Yazarlar

Şirin’in Şahitliği

Haydut bir kez daha haydutluğunu yaptı ve masum bir cana kast etti. Bu, onun tabiatından neşet eden, olağan bir hâletti. Bir yurdu gasp edip ahalisinin geçmişini ve geleceğini çalmış bir haydut için haydutluğunu gün be gün dünyaya duyuran bir şahidin hayatını gasp etmek hiç de olağandışı bir hâlet değildi.

Hristiyanmış meğer. Filistinli gazetecilerin en tanınmış siması Hristiyanmış; haber değeri var mıymış ki bunun? 25 yıllık muhabirlik sicilinde belki de hiç duyurmadığı gerçek buydu. Müslüman veya Hristiyan; o bir Filistinliydi.

 Halka yakın olmak için

Şirin Ebu Akile, 1971 Ocak’ında Batı Şeria’nın Beytüllahim şehrinden göç etmiş bir Katolik ailenin çocuğu olarak Kudüs’te dünyaya geldi. Annesinin akrabaları vasıtasıyla bir dönem ABD’de yaşadı, vatandaşlık bile elde etti. Anne babasını erken yaşlarda kaybettiğinde küçük ailesinden geriye sadece bir erkek kardeşi kaldı.

Doğu Kudüs’te Beyt Hanina’da liseden mezun olduktan sonra Ürdün’de Bilim Teknik Üniversitesi’nde mimarlık bölümüne kaydoldu fakat bu tercihinden vazgeçip  Yermuk Üniversitesi’nde gazetecilik okumakta karar kıldı. Bunun sebebini izah ederken şöyle diyecekti: “Gazeteciliği halka yakın olmak için seçtim. Gerçekliği değiştirmek kolay olmayabilirdi ama hiç değilse halkın sesini dünyaya duyurabilirdim.” Filistin’in sesini dünyaya duyurma emeli, Şirin’in infazının sebeplerini de izah ediyordu.
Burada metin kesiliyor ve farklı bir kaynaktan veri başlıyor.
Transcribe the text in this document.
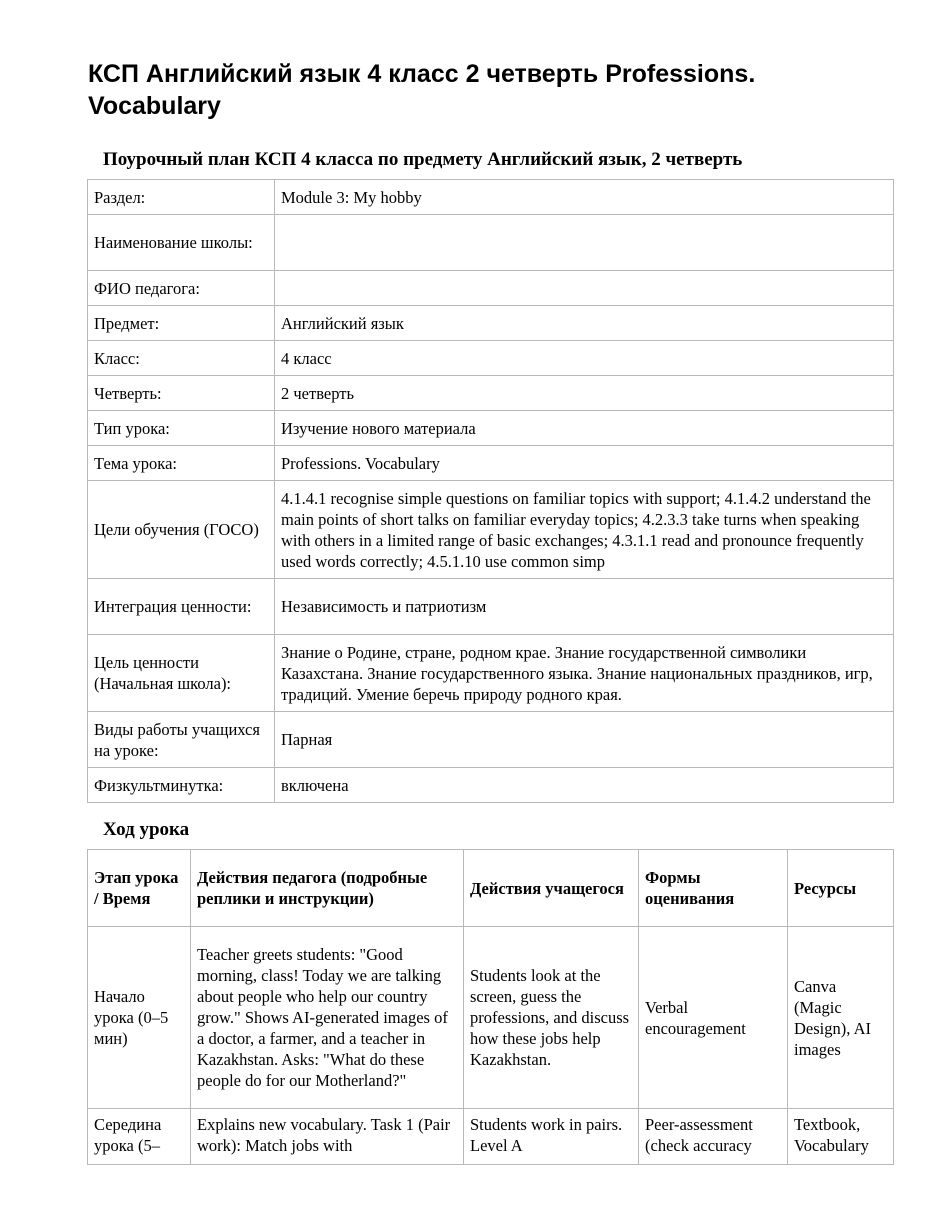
КСП Английский язык 4 класс 2 четверть Professions. Vocabulary
Поурочный план КСП 4 класса по предмету Английский язык, 2 четверть
Раздел:	Module 3: My hobby
Наименование школы:	
ФИО педагога:	
Предмет:	Английский язык
Класс:	4 класс
Четверть:	2 четверть
Тип урока:	Изучение нового материала
Тема урока:	Professions. Vocabulary
Цели обучения (ГОСО)	4.1.4.1 recognise simple questions on familiar topics with support; 4.1.4.2 understand the main points of short talks on familiar everyday topics; 4.2.3.3 take turns when speaking with others in a limited range of basic exchanges; 4.3.1.1 read and pronounce frequently used words correctly; 4.5.1.10 use common simp
Интеграция ценности:	Независимость и патриотизм
Цель ценности (Начальная школа):	Знание о Родине, стране, родном крае. Знание государственной символики Казахстана. Знание государственного языка. Знание национальных праздников, игр, традиций. Умение беречь природу родного края.
Виды работы учащихся на уроке:	Парная
Физкультминутка:	включена
Ход урока
Этап урока / Время	Действия педагога (подробные реплики и инструкции)	Действия учащегося	Формы оценивания	Ресурсы
Начало урока (0–5 мин)	Teacher greets students: "Good morning, class! Today we are talking about people who help our country grow." Shows AI-generated images of a doctor, a farmer, and a teacher in Kazakhstan. Asks: "What do these people do for our Motherland?"	Students look at the screen, guess the professions, and discuss how these jobs help Kazakhstan.	Verbal encouragement	Canva (Magic Design), AI images
Середина урока (5–	Explains new vocabulary. Task 1 (Pair work): Match jobs with	Students work in pairs. Level A	Peer-assessment (check accuracy	Textbook, Vocabulary
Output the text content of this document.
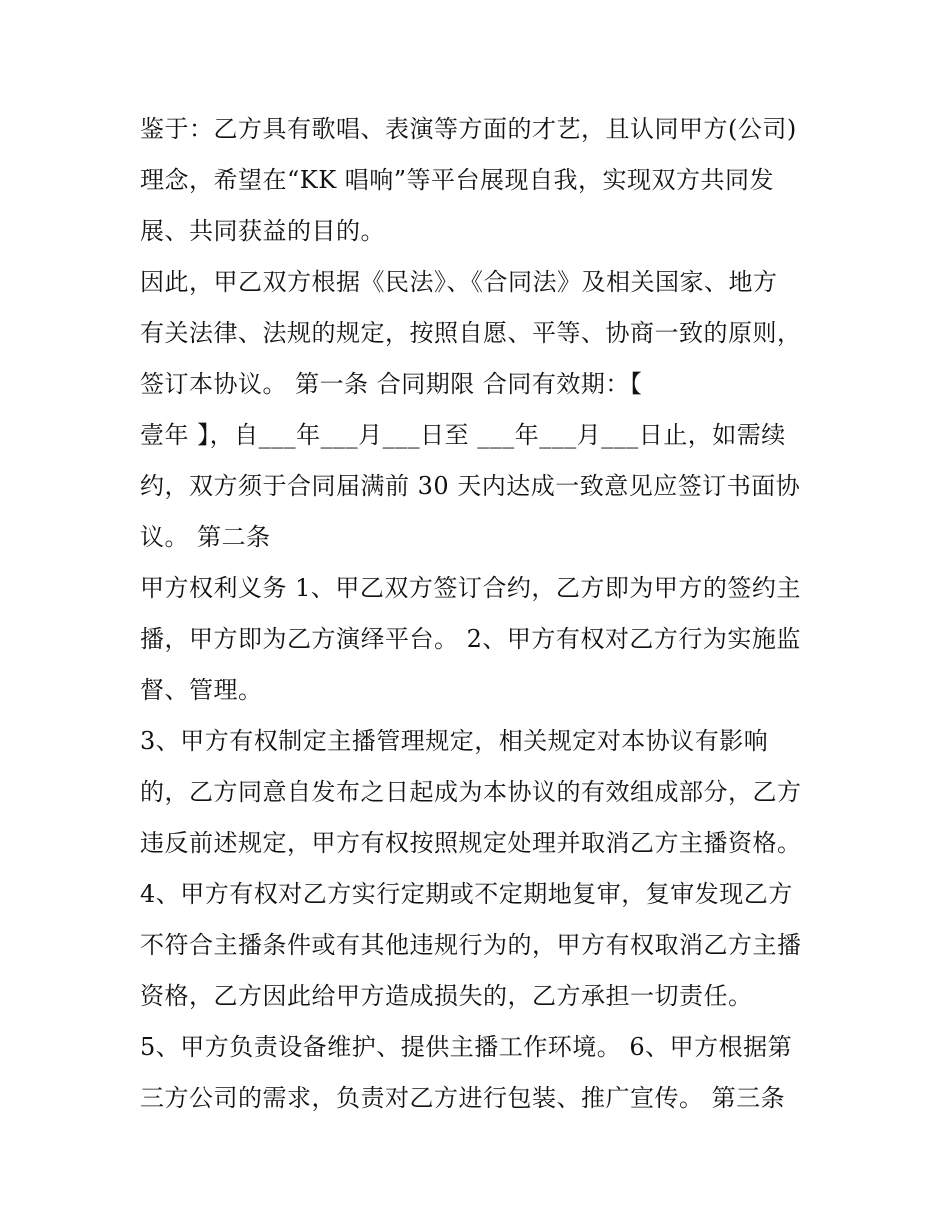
鉴于：乙方具有歌唱、表演等方面的才艺，且认同甲方(公司)
理念，希望在“KK 唱响”等平台展现自我，实现双方共同发
展、共同获益的目的。
因此，甲乙双方根据《民法》、《合同法》及相关国家、地方
有关法律、法规的规定，按照自愿、平等、协商一致的原则，
签订本协议。 第一条 合同期限 合同有效期：【
壹年 】，自___年___月___日至 ___年___月___日止，如需续
约，双方须于合同届满前 30 天内达成一致意见应签订书面协
议。 第二条
甲方权利义务 1、甲乙双方签订合约，乙方即为甲方的签约主
播，甲方即为乙方演绎平台。 2、甲方有权对乙方行为实施监
督、管理。
3、甲方有权制定主播管理规定，相关规定对本协议有影响
的，乙方同意自发布之日起成为本协议的有效组成部分，乙方
违反前述规定，甲方有权按照规定处理并取消乙方主播资格。
4、甲方有权对乙方实行定期或不定期地复审，复审发现乙方
不符合主播条件或有其他违规行为的，甲方有权取消乙方主播
资格，乙方因此给甲方造成损失的，乙方承担一切责任。
5、甲方负责设备维护、提供主播工作环境。 6、甲方根据第
三方公司的需求，负责对乙方进行包装、推广宣传。 第三条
Okulu bitirdikten sonra vatanı Filistin’e döndü. Gazetecilik kariyerine Filistin’in Sesi radyosunda başlaması, gayesine uygun, hoş bir tevafuktu. Daha sonra UNRWA, Amman Satelite ve MİFTAH gibi kurumlarda çalıştı. Derken 1997’de ayrılmamacasına El-Cezire kanalındaki işine başladı. 

Şirin, Katar televizyonunun ilk muhabirlerindendi. Kanalın sembol isimlerinden olması İkinci İntifada’yla birlikte gerçekleşti. İntifadanın odaklarından biri Batı Şeria’daki Cenin’di. Şirin, 2002’de direniş tarihi yeniden yazılırken oradaydı. 2005 yılında Şikma Hapishanesi’ne girmesine izin verilen ilk Arap gazeteciydi. Filistinli mahkûmlarla uzun soluklu röportajlar yaparak esaret vakıasını dünya gündemine getirmeye muvaffak olmuştu.

Bu büyük bir hikâye değil

Mülteci kampları kapılarını ona açarken, o da kampları dünyaya açıyordu. Ölüm istatistiklerini dolduran rakamların, birer canlı, birer insan olduğunu olanca hikâyeleri ve hakikatleriyle insanlığın önüne koyuyordu.  Yüzü ve sesi, yirmi yıl boyunca çatışma haberlerinden çok şehit cenazelerinin haberleriyle özdeşleşmişti. 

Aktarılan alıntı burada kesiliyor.